I smiled as I approached the finish line. I stopped across the line and gave a Hulk Hogan pose. I went to the snack area and munched and drank.
I was a little light-headed. I was very tired. I thanked the volunteers. I went for some extra fluids. I was dehydrated and my blood sugar was a little low.
What happened to my plan? I followed it. It almost worked as well as I had planned, but I fell short by about a liter of fluid and several hundred calories.
At first, I was angry and generally upset about missing the cut for Boston. I knew I had run really well. I knew that I am still basically a rookie because it is only my 3rd full marathon. Still, I was mad at myself for not getting it just right.

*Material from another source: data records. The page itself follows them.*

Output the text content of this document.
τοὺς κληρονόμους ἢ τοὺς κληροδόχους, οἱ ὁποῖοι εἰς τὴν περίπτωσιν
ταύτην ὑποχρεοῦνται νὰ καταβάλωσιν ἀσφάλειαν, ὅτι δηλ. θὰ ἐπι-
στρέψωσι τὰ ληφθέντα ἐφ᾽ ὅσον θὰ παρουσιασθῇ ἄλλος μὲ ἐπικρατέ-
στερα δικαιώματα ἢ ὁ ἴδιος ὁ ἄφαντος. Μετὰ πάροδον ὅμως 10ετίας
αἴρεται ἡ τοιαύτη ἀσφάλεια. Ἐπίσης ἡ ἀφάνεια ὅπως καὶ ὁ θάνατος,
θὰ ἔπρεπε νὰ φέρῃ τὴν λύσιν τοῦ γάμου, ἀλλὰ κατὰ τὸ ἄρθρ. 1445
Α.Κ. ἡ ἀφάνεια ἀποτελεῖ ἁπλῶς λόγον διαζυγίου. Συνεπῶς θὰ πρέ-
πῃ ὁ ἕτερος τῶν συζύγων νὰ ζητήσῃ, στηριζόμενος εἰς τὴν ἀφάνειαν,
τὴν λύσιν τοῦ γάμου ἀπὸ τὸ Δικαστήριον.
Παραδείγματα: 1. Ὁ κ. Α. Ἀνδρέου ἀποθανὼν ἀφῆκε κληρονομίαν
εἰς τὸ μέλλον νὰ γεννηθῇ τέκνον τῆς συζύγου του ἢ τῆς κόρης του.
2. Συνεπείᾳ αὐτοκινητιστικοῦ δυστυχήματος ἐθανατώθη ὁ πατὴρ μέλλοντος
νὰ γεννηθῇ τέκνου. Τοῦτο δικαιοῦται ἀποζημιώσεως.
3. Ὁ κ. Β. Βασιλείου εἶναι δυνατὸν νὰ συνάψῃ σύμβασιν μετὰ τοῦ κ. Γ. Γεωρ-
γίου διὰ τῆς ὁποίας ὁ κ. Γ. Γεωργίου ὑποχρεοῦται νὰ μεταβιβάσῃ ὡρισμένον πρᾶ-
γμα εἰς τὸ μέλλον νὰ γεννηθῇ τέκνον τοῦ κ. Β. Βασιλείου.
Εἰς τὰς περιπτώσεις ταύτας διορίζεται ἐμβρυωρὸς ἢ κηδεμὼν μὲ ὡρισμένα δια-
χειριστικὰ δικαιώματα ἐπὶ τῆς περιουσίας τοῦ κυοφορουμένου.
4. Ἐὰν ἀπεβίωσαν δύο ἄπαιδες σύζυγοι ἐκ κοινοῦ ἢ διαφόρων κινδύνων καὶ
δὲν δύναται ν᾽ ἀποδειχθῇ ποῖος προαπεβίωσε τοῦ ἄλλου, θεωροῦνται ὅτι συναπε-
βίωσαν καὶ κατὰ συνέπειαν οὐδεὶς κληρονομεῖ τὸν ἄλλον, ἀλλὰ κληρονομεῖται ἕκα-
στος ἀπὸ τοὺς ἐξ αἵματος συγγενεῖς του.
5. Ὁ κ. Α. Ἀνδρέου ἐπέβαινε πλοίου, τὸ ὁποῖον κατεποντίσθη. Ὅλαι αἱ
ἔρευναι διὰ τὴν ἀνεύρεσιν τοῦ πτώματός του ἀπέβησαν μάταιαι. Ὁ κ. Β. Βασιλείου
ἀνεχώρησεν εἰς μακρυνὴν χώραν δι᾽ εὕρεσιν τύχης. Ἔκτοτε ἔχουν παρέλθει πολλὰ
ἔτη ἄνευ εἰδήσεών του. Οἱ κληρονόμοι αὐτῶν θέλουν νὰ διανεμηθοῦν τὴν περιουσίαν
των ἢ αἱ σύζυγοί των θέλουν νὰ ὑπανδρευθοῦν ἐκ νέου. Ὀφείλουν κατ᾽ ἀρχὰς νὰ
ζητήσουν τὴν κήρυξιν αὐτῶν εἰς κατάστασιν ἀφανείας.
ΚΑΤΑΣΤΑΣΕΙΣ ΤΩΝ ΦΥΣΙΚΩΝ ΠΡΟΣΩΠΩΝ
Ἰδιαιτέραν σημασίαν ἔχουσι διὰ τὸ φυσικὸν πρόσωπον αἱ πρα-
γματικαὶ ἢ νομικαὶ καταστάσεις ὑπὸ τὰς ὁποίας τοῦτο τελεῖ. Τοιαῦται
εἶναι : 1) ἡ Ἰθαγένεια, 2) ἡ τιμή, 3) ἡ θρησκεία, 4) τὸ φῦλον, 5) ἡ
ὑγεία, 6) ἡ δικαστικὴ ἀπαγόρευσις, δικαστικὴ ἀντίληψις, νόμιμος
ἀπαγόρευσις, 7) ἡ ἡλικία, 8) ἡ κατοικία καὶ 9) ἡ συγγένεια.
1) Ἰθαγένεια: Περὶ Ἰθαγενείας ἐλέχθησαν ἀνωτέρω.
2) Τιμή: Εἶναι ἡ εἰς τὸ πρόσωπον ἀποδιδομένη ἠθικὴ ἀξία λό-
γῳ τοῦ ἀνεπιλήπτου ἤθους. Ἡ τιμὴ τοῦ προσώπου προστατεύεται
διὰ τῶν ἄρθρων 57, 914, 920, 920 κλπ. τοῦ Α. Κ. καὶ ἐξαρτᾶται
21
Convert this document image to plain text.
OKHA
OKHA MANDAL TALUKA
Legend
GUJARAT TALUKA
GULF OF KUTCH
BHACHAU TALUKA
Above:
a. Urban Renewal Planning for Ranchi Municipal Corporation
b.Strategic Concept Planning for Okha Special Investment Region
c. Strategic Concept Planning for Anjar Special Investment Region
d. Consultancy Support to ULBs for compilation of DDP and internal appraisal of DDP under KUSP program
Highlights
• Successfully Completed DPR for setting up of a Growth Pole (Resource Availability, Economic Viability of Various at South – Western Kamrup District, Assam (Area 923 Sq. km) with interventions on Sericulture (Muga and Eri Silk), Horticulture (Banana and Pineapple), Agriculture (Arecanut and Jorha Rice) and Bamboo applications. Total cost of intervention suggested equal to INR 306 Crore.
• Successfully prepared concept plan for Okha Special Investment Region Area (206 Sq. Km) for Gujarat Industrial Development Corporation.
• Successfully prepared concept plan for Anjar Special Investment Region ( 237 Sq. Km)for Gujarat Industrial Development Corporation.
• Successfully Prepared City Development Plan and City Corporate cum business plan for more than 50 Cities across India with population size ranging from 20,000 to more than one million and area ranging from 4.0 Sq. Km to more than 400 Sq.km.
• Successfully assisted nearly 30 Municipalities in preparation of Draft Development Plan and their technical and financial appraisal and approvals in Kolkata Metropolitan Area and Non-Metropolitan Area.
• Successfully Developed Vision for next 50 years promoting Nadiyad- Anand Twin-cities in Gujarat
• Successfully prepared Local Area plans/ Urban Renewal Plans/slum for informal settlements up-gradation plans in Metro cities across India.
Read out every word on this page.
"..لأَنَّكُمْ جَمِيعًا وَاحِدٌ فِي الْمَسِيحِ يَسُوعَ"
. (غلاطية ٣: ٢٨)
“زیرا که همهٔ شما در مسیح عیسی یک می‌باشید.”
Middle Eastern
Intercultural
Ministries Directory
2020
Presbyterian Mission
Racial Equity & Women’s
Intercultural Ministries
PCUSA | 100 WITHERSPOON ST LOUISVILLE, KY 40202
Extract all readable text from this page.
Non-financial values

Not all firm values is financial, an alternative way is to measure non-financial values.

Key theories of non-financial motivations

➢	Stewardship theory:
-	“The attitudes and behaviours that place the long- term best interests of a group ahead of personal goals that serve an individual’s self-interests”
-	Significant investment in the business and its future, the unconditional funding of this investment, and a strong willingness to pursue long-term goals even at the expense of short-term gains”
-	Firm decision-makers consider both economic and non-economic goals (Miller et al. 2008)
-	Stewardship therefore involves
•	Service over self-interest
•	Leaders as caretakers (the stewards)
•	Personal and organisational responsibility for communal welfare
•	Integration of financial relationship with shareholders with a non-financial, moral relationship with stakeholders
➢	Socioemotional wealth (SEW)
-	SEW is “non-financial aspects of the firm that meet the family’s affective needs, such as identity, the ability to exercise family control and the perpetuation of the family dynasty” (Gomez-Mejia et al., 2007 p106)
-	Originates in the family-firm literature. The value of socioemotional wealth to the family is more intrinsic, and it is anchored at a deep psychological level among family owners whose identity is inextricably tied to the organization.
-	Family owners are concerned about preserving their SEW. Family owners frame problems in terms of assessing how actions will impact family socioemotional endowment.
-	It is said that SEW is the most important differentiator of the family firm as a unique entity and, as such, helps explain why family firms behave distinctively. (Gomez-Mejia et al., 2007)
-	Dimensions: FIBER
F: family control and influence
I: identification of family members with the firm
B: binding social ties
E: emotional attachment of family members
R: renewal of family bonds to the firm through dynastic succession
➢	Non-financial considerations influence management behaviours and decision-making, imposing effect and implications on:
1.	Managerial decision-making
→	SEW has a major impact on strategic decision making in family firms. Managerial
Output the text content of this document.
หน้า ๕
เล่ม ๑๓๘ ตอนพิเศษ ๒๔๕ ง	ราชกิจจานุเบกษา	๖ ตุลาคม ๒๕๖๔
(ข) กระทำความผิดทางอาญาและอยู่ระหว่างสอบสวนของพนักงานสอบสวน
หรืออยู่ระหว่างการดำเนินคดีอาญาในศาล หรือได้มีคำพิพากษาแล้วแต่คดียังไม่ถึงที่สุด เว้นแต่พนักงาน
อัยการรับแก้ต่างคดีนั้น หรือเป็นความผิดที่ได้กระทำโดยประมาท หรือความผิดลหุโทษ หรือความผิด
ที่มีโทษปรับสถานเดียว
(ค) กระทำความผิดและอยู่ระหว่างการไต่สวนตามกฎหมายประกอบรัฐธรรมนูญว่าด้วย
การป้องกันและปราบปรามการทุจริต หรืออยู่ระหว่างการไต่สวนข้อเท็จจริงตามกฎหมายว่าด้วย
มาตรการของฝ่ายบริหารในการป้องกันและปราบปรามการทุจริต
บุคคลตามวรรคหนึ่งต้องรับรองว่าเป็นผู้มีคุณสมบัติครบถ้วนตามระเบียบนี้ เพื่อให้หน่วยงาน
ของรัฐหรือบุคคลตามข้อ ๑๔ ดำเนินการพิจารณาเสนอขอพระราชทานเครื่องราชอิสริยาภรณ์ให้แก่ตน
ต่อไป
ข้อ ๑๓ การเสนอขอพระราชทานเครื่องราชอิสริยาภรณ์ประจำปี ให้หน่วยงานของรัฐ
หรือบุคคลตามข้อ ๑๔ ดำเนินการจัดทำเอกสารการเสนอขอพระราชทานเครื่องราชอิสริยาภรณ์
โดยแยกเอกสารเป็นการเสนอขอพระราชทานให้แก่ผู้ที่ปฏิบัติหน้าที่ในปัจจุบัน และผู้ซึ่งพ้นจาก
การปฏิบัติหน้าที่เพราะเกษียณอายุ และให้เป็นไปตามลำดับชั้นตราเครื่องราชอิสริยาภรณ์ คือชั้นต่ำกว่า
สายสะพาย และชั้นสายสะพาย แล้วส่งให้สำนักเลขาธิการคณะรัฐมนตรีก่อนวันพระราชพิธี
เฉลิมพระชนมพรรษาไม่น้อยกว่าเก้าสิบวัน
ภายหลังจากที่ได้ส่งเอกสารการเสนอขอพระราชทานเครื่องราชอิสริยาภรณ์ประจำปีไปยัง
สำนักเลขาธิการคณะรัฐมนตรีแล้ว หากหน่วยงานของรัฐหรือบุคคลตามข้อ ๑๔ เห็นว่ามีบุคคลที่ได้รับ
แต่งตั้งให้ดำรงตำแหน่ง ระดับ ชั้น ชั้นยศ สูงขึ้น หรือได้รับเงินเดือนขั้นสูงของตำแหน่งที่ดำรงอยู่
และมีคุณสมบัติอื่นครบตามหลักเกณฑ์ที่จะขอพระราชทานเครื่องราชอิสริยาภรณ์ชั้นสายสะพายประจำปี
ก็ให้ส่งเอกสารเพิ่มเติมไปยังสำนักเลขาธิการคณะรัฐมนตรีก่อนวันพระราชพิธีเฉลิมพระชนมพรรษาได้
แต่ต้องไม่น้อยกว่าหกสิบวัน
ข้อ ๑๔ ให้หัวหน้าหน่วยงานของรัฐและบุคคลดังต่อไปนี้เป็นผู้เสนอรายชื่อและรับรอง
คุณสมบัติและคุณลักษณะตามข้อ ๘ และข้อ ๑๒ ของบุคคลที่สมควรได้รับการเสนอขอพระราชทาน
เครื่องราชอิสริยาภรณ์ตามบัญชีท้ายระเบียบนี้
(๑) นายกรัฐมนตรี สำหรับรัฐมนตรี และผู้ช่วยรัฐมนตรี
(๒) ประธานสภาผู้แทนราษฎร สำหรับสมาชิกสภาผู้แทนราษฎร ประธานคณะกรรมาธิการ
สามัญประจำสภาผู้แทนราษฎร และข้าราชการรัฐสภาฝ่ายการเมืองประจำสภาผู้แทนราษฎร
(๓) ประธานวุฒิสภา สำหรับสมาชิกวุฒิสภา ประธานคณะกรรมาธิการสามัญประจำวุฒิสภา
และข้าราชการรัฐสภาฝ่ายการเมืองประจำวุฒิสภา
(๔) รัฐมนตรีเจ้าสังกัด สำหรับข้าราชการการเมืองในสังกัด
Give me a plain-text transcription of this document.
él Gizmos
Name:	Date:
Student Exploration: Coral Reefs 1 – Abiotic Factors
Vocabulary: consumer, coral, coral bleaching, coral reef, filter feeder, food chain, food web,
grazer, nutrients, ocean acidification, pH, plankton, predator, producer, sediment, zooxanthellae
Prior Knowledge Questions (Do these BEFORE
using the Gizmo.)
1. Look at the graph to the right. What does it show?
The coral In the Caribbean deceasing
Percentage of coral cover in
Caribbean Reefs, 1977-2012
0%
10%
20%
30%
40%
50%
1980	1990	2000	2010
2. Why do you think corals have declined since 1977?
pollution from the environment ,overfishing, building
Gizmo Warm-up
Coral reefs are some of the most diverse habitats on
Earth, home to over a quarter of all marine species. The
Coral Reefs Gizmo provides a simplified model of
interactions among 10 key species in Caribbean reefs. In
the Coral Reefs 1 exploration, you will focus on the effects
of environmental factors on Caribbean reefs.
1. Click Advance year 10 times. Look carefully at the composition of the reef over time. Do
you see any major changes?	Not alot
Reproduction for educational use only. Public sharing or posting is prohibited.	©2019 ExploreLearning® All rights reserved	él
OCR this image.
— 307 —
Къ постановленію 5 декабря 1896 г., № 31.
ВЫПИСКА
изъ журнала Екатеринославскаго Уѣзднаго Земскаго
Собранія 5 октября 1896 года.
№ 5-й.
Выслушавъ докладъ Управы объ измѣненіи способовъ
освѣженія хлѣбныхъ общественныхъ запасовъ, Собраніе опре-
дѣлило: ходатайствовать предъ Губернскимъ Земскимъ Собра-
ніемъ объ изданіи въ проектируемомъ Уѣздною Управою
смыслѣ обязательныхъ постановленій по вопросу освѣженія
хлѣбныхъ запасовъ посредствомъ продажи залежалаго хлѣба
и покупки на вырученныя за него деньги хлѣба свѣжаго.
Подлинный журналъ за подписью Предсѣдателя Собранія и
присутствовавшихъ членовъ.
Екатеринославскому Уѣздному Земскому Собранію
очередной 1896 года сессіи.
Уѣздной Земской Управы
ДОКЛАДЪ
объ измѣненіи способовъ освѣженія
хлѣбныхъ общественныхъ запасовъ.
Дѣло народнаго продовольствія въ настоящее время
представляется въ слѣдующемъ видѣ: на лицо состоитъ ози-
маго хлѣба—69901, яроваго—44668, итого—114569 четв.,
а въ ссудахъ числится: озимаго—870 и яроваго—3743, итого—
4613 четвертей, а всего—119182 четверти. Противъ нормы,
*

It was difficult to stay mad at myself, however, as I reported to my friends and fellow runners that I had beaten my previous PR by almost half an hour. That rocks!
The results were slow in coming, but I finally heard…
Place: 21st out of 261 finishers
40-44 Age Group: 5th place
Here are some conclusions that I have come to:
I have been allowing the Boston Athletic Association define excellence. Qualifying for Boston was the end-all of my existence as a runner. I had to give up that standard and realize… I had a great race when you take everything into account. I am excellent.
There were a few other minor things learned from this experience but here are the big 2…
My new guideline:
Excellence as a runner is defined by you. You set goals. As you reach them, you excel. The more it happens, the more excellent you are.
My new hydration/nutrition strategy:
Get so much faster than “goal pace” that frequent breaks for consumption (or elimination) will be of no concern.
I believe that with these 2 new guidelines in place, I will be able to enjoy the races more and continue to push & excel.
I have set new goals for myself. As I seek them, I am determined that I will continue finding the joy in running while training AND racing.